New Years seemed like a bigger deal than Christmas in my community. On New Years Eve I went to church and it turned out to be a marathon session. I arrived at 7pm and the service lasted until 1am. To some people that may sound like a torturous way to kick in the New Year, but most of the time was spent singing and dancing so it was actually fun and entertaining. Another reason I was happy to be in church for New Years was because the shopkeepers in town will sell fireworks to anybody and I’d rather not be in town with ten-year olds wielding explosives. After the service we paraded around town with more singing and dancing. I spent most of New Years day recovering from the previous night. I usually hit the sack before 9pm, so staying up until 2am was a big shock to my system.


Wednesday Worship

I once had a conversation with a Ghanaian (pronounced gone-ay-an if you didn’t know) friend that went something like this:

Ghanaian: All Americans are very Christian people.

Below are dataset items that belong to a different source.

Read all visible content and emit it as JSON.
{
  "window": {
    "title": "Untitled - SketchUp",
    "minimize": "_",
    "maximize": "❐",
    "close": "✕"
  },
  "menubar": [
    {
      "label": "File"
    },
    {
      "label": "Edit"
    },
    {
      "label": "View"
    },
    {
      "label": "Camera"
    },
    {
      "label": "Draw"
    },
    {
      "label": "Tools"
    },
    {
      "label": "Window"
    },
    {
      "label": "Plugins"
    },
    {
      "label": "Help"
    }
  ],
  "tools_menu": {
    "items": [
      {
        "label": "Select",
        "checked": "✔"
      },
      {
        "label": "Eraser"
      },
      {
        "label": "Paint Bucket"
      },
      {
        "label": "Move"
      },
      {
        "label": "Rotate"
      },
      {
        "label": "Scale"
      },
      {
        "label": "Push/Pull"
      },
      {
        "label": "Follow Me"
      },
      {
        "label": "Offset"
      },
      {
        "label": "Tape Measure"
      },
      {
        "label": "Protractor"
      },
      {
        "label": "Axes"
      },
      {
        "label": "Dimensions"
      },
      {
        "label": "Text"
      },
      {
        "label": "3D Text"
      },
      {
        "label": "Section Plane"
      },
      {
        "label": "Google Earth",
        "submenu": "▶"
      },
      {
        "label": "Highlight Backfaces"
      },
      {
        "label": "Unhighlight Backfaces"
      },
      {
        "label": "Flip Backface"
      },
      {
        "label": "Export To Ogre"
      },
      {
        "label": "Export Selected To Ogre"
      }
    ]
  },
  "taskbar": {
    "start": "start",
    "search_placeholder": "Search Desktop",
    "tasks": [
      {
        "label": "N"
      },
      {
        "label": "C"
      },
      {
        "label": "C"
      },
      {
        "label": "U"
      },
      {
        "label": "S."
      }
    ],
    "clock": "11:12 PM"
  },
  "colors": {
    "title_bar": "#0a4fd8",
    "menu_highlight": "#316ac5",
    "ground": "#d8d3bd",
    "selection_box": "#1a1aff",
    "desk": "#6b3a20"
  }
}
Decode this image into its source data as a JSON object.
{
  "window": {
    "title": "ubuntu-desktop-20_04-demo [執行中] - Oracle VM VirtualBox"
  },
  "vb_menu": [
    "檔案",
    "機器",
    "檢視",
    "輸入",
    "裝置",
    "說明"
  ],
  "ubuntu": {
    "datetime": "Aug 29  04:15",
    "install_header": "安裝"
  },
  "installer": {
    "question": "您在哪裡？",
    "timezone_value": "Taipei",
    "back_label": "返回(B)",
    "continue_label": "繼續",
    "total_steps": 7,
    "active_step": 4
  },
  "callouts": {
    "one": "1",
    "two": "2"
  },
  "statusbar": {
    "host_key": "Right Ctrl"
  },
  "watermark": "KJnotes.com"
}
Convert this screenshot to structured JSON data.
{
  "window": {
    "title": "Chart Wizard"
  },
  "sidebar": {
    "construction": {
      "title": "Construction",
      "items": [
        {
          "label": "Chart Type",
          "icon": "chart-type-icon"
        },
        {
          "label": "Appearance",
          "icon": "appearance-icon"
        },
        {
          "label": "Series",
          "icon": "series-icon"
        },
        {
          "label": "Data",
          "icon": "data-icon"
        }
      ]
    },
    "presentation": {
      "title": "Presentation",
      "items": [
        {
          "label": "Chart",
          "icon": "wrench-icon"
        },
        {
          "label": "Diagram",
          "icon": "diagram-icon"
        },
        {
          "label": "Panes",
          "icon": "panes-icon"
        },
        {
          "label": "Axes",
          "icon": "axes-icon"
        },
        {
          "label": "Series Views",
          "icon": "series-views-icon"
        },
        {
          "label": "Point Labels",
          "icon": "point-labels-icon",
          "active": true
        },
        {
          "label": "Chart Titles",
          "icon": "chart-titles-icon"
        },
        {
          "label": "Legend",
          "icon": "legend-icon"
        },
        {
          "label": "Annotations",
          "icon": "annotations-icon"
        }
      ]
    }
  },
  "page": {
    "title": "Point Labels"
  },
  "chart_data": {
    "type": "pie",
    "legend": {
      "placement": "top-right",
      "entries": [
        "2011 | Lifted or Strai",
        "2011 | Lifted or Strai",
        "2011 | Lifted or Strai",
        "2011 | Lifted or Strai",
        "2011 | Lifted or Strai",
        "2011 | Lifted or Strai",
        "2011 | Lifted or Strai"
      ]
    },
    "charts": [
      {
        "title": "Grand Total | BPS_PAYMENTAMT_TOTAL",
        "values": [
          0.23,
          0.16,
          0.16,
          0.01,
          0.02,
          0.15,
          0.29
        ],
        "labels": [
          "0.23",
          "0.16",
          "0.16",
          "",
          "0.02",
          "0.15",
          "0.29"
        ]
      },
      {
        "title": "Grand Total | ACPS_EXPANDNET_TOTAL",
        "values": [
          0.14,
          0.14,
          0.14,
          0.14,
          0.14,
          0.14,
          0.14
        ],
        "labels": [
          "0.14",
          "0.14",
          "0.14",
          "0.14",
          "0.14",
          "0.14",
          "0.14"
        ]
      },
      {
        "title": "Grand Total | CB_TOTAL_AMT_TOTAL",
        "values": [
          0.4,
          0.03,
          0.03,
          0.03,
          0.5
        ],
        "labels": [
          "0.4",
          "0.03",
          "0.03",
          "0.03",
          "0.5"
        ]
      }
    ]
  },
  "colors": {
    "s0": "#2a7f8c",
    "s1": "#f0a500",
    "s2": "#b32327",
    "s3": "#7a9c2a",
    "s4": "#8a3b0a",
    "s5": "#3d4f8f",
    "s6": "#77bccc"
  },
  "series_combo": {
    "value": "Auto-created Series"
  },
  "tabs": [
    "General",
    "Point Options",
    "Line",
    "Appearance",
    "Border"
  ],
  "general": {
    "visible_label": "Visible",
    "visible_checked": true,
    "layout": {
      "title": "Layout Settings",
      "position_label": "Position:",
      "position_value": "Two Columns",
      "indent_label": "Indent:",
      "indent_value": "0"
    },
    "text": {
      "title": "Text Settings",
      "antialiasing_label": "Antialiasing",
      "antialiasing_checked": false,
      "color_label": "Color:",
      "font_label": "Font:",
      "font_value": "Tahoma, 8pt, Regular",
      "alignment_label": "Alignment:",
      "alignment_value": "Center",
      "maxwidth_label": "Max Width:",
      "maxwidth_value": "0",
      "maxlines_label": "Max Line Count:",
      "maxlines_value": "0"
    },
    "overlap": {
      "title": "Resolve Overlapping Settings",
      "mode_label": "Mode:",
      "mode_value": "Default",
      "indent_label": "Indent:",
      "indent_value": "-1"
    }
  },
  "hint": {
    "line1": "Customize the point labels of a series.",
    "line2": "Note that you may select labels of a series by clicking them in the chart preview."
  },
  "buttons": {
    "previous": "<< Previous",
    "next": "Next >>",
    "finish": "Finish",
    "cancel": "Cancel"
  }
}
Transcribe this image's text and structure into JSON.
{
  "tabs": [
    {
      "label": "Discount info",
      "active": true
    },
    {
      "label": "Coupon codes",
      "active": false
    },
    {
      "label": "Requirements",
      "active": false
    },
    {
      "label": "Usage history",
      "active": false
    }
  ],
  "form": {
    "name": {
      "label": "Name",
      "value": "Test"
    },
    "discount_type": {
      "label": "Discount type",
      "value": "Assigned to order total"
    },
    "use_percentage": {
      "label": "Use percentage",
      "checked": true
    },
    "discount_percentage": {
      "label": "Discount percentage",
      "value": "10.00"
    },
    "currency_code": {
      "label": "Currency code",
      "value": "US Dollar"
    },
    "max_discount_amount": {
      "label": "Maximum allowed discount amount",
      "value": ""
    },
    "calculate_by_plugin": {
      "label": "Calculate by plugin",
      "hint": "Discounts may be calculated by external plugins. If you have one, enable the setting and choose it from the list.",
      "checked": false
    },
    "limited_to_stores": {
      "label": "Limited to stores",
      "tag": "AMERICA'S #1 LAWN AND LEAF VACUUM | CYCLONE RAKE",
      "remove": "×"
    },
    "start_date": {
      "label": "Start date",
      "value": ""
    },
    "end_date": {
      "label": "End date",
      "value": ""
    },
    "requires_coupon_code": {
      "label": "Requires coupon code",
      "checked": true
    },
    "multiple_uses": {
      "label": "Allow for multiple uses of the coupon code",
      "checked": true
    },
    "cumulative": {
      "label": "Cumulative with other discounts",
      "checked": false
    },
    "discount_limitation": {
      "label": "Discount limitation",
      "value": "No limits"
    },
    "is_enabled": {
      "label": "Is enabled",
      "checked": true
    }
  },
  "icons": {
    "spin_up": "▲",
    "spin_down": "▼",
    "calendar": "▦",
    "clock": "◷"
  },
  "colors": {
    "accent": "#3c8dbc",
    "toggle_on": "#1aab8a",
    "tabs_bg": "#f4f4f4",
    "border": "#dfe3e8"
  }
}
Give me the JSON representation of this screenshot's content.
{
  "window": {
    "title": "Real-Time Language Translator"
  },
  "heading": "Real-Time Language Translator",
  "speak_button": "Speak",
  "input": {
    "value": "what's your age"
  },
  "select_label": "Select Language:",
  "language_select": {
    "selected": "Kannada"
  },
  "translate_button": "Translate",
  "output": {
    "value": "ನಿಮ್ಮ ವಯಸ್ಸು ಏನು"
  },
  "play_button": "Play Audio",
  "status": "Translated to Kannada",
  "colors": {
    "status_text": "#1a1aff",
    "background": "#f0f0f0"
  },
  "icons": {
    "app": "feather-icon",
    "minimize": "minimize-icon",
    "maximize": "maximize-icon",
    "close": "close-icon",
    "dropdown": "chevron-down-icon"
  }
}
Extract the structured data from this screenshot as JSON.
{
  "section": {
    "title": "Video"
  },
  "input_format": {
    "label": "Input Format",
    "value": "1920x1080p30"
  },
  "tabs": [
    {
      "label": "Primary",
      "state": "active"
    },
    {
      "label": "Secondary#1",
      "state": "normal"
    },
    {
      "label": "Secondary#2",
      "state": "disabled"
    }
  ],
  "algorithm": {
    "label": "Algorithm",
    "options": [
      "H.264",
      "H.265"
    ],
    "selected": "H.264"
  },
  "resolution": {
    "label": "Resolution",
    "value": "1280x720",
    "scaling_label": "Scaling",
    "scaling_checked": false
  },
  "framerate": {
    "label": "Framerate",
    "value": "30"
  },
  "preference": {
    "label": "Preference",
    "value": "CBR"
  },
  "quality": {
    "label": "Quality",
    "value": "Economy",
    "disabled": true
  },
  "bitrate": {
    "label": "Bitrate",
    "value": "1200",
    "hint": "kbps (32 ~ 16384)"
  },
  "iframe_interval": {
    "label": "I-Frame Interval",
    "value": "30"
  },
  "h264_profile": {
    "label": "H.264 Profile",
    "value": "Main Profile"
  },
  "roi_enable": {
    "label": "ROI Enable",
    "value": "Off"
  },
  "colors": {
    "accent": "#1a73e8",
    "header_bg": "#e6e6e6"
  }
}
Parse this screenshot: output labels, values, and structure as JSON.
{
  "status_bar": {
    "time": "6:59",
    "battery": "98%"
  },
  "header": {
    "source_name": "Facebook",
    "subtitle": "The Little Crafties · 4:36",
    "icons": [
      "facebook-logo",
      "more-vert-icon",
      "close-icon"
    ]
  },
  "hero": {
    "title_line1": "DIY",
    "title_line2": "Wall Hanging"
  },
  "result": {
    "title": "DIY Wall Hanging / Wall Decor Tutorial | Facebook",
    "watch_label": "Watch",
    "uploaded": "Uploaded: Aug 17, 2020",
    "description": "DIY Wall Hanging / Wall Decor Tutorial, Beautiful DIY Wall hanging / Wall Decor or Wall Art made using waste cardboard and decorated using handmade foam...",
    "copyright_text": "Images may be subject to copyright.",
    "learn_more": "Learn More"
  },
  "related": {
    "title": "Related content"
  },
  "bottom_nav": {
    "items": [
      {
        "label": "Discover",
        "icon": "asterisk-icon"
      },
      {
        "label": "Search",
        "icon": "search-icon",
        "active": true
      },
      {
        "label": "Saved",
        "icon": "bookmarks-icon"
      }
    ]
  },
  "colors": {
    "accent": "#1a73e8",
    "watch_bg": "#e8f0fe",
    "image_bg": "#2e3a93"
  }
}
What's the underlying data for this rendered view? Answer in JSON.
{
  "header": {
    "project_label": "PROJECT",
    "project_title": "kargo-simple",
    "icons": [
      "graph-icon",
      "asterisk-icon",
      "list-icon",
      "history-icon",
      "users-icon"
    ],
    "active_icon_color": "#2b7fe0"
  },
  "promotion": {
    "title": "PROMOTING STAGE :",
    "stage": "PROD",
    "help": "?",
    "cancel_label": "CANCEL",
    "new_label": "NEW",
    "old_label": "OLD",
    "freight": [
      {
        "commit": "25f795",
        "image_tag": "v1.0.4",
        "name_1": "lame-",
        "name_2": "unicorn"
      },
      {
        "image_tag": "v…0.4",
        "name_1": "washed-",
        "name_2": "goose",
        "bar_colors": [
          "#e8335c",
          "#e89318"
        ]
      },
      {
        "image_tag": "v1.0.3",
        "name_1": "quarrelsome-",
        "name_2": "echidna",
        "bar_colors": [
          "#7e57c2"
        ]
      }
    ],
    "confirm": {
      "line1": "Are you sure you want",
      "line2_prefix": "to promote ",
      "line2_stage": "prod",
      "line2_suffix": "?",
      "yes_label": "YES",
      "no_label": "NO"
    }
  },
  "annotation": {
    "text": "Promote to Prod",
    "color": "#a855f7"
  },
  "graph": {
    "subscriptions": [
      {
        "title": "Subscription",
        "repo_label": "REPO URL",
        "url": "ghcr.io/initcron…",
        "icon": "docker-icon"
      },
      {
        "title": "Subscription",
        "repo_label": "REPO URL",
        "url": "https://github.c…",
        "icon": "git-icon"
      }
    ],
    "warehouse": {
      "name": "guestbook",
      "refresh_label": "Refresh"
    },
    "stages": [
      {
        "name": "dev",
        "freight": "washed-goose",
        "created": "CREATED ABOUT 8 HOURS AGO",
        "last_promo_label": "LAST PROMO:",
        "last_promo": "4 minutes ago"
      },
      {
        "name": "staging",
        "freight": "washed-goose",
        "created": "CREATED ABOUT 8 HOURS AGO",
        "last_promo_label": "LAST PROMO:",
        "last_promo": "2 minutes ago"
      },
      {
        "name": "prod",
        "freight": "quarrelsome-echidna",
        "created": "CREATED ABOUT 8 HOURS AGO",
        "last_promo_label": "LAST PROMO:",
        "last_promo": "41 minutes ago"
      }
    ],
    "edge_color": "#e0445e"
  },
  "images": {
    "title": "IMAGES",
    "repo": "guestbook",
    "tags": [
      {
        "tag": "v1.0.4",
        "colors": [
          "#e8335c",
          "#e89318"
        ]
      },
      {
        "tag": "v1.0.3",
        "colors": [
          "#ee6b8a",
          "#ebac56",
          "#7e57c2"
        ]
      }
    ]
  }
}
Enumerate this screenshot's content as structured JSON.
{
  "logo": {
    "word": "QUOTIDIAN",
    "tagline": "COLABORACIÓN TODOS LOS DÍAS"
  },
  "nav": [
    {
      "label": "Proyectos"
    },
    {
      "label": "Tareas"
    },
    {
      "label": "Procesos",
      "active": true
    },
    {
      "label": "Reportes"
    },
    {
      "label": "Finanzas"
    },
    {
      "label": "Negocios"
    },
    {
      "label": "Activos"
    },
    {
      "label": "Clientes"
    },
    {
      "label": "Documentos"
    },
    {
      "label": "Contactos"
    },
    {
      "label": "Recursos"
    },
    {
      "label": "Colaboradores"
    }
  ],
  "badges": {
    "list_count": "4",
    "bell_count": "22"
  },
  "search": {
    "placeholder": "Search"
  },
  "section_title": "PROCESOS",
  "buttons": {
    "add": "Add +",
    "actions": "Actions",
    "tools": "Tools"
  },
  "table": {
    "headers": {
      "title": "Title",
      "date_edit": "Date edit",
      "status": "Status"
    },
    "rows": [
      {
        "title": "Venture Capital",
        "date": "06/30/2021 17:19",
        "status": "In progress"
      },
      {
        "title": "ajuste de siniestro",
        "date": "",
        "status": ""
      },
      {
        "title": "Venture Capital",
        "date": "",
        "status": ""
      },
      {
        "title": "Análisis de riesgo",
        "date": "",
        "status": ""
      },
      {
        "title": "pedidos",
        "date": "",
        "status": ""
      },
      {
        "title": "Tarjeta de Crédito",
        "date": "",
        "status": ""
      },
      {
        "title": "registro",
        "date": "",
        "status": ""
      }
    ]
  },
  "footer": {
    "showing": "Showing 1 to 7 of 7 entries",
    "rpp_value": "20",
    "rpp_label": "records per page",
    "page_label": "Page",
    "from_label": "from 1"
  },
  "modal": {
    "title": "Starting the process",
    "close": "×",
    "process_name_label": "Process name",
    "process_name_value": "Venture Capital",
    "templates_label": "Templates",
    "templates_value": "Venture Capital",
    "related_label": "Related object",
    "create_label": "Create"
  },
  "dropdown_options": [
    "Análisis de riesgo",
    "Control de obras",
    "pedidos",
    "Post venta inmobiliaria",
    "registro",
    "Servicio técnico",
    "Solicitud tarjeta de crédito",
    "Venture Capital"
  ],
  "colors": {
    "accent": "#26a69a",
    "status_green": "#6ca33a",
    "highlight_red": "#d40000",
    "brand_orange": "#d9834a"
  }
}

Me: That’s not true. People practice many different religions in America. There are even many people called atheists who don’t believe in God.

Ghanaian: But, you have “In God We Trust” written on your money”. That is why your country is so blessed.

Ghana doesn’t have any mention of God or religion on its currency, yet ironically as a whole Ghana is a lot more religious than America. Most of the country is Christian or Muslim with some Traditionalists sprinkled in. I could be way off, but in my neck of the woods it seems like 9 out of every 10 people is Christian and the other person lives in a Zongo or Muslim community in one of the larger towns.

However, you don’t have to inscribe “In God We Trust” on your currency to be religious. You could name your hair salon “God’s Time” (just about every shop has a religious name like this). You could have 14 different churches in your community of 4,000 people. Or you could have your public schools hold worship every Wednesday morning when school starts. For about an hour every Wednesday morning the school comes together to sing Christian worship songs. If you are a student you could choose not to sing, but the teachers would cane you until you start singing.

Students singing praises.

One Wednesday I attended the worship session at one of the public schools in my community. All of the students, Kindergarten through Junior High, and teachers met under a mango tree on the school’s campus to sing and dance. After the worship, one of the teachers asked me to talk to do an impromptu health lesson. So I gave a short talk on the importance of handwashing. Then I taught them a handwashing song I learned from one of my fellow Peace Corps Volunteers during Peace Corps training.